Eind 2006 ontsnapte de Amerikaanse filosoof Daniel Dennett aan de dood. Een gesprek over dankbaarheid en vrije wil.
‘Ik had een soort openbaring, ook al was die niet religieus. Ik had zoveel geluk gehad’, zegt Daniel Dennett aan het eind van het interview. ‘Ik leefde nog!’ De Amerikaanse filosoof vertelt hoe hij in 2006 ontsnapte aan de dood: een dissectie in zijn aorta werd net op tijd ontdekt en hij onderging een levensreddende operatie waarin zijn aorta vervangen werd. “‘Thank goodness”, zei ik toen. Dat is geen eufemisme voor “Dank God”; het danken van God slaat de plank mis.
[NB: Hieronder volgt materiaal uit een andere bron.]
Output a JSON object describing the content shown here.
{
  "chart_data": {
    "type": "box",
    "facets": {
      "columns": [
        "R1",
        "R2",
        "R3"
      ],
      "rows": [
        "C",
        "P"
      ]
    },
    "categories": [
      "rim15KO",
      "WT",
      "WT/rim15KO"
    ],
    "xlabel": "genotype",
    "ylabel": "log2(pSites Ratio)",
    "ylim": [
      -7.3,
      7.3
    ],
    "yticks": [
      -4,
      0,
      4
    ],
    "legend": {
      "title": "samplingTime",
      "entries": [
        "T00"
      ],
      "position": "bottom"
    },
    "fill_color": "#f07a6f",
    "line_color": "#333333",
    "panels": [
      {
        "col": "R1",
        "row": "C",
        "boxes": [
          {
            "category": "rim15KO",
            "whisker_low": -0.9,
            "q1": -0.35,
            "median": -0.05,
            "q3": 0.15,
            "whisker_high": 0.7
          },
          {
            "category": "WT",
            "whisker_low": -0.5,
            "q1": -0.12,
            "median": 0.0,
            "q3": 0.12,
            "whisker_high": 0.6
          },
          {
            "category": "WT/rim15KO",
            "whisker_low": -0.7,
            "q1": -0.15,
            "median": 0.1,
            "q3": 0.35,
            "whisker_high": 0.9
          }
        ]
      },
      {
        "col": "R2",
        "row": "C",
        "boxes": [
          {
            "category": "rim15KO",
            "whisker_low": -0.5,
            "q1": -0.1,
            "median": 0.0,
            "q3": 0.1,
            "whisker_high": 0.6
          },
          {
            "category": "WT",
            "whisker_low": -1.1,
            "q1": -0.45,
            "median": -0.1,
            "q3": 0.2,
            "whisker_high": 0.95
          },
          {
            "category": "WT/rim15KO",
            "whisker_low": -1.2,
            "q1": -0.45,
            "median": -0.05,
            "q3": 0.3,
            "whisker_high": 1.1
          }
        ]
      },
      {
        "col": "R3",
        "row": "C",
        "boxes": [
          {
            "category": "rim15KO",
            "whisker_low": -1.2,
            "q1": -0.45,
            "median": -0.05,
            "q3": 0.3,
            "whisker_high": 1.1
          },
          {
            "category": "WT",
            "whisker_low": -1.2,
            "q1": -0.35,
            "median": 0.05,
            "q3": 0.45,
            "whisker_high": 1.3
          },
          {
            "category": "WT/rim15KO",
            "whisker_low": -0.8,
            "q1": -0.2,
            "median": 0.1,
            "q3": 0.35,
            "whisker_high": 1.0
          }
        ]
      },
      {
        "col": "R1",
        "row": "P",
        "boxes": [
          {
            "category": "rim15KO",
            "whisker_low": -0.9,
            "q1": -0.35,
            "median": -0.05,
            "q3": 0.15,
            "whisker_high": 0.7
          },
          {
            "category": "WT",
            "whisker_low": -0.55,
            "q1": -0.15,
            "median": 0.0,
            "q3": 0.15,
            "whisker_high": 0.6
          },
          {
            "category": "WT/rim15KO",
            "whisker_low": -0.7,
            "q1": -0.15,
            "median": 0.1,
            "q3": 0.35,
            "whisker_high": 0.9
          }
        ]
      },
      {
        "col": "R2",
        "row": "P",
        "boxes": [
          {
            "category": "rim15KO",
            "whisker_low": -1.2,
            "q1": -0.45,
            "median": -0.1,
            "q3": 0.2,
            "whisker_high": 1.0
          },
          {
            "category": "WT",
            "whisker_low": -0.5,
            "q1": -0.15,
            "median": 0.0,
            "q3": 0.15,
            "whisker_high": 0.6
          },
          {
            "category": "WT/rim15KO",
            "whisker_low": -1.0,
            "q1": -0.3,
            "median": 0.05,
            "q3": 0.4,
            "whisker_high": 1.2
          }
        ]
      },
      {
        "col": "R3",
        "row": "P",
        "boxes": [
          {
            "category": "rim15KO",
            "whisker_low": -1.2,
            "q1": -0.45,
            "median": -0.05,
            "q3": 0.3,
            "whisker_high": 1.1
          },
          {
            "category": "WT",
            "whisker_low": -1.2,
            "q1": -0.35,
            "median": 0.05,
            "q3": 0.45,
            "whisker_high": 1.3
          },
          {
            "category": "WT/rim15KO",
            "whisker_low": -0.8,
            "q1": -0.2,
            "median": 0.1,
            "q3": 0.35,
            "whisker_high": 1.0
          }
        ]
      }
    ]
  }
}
Het is dankzij de concrete goedheid van mensen dat ik nog leef.’
Dennett wil maar zeggen: hij mag ooit uitgemaakt zijn voor Darwiniaans fundamentalist, hij gelooft niet dat er meer is dan de natuur, maar dat betekent helemaal niet dat daarmee moraal en zingeving onmogelijk worden. Ook in een ‘goddeloos universum’ is de mens geen dier dat zich louter bekommert om zijn eigenbelang, geen oog heeft voor schoonheid en niet in staat is tot verheven emoties als dankbaarheid, ontzag en bewondering. ‘Als je iets wilt bewonderen, bewonder dan de natuur.’